Литмир - Электронная Библиотека
A
A

Я вчитывался в его мысли и узнавал свои. Уже полтора века назад он понял, что наша цивилизация обречена и наш долг способствовать ее гибели, ибо чем скорее она погибнет, тем лучше. Я перелистнул несколько страниц и увидел старинную карту Дрездена, где прошло мое детство. От знакомых названий улиц в памяти открылась какая-то давно заржавевшая дверца, и из нее хлынули воспоминания о тех глупостях, которым меня учили в гедеэровской школе. Среди них нашлось и кое-что любопытное – наш знаменитый композитор Рихард Вагнер во время революции в Дрездене вел народ на баррикады рука об руку с русским богатырем Мишелем Бакуниным, с которым они были неразлучны. Только счастливое бегство сохранило для Германии этого великого человека, потому что он тоже был приговорен и провел в изгнании шестнадцать лет.
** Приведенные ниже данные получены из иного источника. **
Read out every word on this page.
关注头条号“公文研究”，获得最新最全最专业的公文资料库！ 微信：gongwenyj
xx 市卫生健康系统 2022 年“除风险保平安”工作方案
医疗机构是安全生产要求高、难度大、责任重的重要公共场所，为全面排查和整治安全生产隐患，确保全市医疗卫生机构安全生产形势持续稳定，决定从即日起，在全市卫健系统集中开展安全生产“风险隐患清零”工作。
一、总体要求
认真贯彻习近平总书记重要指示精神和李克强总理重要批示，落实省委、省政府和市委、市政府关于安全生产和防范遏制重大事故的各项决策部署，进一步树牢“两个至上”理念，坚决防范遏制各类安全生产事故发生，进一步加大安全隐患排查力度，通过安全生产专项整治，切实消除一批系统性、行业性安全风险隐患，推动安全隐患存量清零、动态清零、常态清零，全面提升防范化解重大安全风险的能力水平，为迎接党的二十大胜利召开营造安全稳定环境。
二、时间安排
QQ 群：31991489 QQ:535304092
Я просмотрел еще несколько страниц – в противовес тому, чему меня учили, автор книги не столько восхищался революционным пылом Вагнера, сколько удивлялся, зачем ему понадобилось участвовать в восстании, когда он был главным дирижером королевской оперы. В верхней части страницы горделиво красовалось здание этой оперы, весьма роскошно расфуфыренное в модном тогда стиле позднего барокко, и действительно становилось непонятно, зачем из этого здания нужно было бежать на баррикады. Впрочем, лукаво отмечал автор, есть свидетельства, что на баррикадах Вагнера никто никогда не видел, он только ошивался вокруг, не в силах оторвать взгляд от синеглазого русского красавца.

От книги меня отвлек шорох робко отворяемой двери. Она нерешительно затрепыхалась под давлением чьей-то нетвердой руки и остановилась на полпути. В салоне было тихо, похоже, мои соратники опять накурились травки и заснули, – все, кроме того или той, чье напряженное дыхание доносилось из-за полуоткрытой двери. Я сжалился и сказал:

– Ну ладно, хватит там дышать. Или заходи или закрой дверь.

В щель просунулась кудлатая голова Людвига, отдельные пряди свисали до плеч сальными спиральками пшеничного цвета, – удивительно, почему они все так редко моют головы? Не входя в кухню, он молча шмыгнул носом и затих.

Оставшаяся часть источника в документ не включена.